Ancak, Aladağ ‘da 11 kız çocuğunu, Konya Taşkent’te 17 kız çocuğunu toplu öldüren denetimsiz tarikat yurtları bir kez de adına intihar denilen şüpheli ölümle gündemde.
2021 yılında Muş’ ta bir Kuran kursunda kalan  12 Yaşındaki M.H.Y kemerle , 1 metre yükseklikteki tuvalet kapısının kolunda asılı bir şekilde bulunmuştu. Ancak yaşanan her hadisenin münferit değerlendirilmesi, öğrencilerin sağlıklı barınma hakkını sağlamak ve denetlemekle görevli bakanlıklar ve kamu erkinin ihmali, ortaklığına, yol vermesi cezasızlık hali, bu sistemi meşrulaştırmakta ve yaygınlaştırmakta.”

“Eğitim ve eğitim görecek öğrencilerin barınma hakkı bir birlerinden koparılamayacak birleşik haklardır” diyen Gezici şöyle devam etti: “Ayrıca kamu yönetimi ve erki her türden kurumu denetlemek ve buralarda çalışanların yeterliliklerini ve özelliklerini de ayrıca denetlemek durumdadır. Kamu yönetimi son dönemde yaptığı mevzuat değişiklikleri ile tarikatların ve cemaatlerin çocuklara dönük faaliyetlerine yol vermekte ve bunları kanuni hale getirmeye çalışmaktadır.

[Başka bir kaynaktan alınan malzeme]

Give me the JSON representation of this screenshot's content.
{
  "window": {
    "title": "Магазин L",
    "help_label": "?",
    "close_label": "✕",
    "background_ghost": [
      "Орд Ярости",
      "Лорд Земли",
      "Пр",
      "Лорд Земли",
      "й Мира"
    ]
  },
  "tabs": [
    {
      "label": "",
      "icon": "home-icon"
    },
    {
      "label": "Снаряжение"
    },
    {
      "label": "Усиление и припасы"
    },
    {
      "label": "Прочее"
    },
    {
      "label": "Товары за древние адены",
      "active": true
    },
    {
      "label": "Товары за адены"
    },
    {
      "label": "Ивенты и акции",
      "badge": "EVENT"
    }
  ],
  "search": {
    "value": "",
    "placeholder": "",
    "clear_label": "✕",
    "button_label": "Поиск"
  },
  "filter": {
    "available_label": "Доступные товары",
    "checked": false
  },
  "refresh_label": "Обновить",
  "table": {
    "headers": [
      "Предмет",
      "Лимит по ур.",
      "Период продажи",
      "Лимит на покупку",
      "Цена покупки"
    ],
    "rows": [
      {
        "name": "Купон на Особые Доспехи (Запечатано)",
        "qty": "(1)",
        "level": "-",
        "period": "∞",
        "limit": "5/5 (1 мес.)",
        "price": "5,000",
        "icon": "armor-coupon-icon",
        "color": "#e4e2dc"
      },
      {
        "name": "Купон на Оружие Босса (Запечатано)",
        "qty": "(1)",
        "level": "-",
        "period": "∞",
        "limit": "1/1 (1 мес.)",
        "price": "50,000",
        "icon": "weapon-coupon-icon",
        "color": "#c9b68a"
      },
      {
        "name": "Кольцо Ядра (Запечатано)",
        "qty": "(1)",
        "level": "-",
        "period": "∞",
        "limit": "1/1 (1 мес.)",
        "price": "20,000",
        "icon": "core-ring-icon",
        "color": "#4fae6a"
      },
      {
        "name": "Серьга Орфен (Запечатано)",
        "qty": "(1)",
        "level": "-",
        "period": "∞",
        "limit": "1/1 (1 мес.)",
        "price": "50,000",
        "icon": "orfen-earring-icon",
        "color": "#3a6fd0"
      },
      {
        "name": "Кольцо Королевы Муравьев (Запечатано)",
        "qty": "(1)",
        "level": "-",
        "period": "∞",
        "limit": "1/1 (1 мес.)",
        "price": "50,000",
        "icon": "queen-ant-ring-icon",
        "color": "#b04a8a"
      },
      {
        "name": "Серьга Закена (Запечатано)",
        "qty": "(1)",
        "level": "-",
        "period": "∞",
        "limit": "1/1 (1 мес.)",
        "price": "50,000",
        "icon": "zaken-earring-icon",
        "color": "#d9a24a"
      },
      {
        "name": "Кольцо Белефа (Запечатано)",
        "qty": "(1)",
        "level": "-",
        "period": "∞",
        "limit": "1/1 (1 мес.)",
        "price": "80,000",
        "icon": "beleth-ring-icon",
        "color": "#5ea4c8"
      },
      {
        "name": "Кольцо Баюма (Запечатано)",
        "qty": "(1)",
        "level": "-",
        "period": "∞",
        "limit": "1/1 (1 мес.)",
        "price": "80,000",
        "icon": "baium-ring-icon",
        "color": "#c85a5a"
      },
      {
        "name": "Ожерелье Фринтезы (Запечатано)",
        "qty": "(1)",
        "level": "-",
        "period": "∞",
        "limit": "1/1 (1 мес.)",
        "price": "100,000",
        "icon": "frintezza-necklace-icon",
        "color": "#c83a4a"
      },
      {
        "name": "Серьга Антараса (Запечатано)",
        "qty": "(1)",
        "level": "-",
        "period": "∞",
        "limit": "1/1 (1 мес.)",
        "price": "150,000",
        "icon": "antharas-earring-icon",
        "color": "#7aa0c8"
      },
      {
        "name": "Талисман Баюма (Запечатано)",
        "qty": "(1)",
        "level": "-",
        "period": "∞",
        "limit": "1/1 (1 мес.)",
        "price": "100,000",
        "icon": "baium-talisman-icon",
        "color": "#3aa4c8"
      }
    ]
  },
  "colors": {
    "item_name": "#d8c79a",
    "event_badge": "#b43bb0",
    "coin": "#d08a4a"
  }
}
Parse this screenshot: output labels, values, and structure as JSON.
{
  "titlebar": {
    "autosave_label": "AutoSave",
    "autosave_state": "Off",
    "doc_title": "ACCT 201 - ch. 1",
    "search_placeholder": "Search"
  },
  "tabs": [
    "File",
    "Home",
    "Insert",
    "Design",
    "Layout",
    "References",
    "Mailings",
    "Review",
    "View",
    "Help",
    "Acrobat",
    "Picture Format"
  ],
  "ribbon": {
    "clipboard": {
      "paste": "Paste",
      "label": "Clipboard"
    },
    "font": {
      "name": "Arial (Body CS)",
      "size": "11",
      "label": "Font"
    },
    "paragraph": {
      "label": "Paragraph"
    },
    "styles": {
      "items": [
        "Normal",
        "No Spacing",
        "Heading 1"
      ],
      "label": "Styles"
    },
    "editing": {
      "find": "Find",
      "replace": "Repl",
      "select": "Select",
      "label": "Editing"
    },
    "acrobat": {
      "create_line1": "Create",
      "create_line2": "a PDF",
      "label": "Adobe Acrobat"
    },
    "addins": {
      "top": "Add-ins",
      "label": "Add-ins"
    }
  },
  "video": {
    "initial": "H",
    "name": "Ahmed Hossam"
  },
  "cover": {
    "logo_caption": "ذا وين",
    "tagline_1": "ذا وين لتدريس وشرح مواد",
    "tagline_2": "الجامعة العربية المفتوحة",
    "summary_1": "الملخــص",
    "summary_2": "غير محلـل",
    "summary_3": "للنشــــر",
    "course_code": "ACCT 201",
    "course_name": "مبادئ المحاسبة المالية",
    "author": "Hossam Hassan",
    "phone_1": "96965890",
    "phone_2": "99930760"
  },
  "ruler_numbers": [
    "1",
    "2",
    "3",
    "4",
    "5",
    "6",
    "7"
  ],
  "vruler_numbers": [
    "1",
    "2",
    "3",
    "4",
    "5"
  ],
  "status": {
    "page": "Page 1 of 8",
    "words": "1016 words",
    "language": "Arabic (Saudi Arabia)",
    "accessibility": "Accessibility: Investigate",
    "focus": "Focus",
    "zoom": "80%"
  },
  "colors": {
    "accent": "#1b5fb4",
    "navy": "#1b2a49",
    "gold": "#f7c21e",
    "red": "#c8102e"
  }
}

Oysa ortada zincirleme şekilde görev ve sorumluluk ihmali vardır.

Ortaokul ve Ortaöğretim kurumları barınma hizmetleri yönetmeliği; barınma hizmetlerini sunmak amacıyla açılan ve işletilen öğrenci yurdu ve öğrenci pansiyonlarına ilişkin iş ve işlemler ile bu kurumlarda barınma hizmeti alan öğrencilere ilişkin tüm uygulamaları kapsamaktadır.

Bu yönetmelikte bu yurt ve pansiyonlara dair görev tanımlarını da yapmıştır. Bu görev tanımlarında ihmal zinciri ve görevleri bellidir. Her kademedeki eğitim kurumu yöneticisi ve mülki amir bu ölümden silsile yolu ile sorumludur ve mutlaka bu ölüm her yanı ile soruşturulmalıdır. Bu konu sadece ailenin değil hepimizin konusudur ve sonuna dek takip edeceğiz.” 

***

Diyanet’in haberi varmış

Eyyubiye Müftülüğü'nün bu imamdan haberi olduğu ortaya çıktı. 10Haber’e konuşan Eyyubiye Müftüsü Osman Ordağ imamın Diyanet personeli olduğunu açıkladı. Olayın ortaya çıktığı gün Eyyubiye Müftülüğü yetkilileri BirGün'e yaptığı açıklamada kaçak kurstan haberlerinin olmadığını söylemişti. Müftünün açıklaması bunu yalanlamış oldu.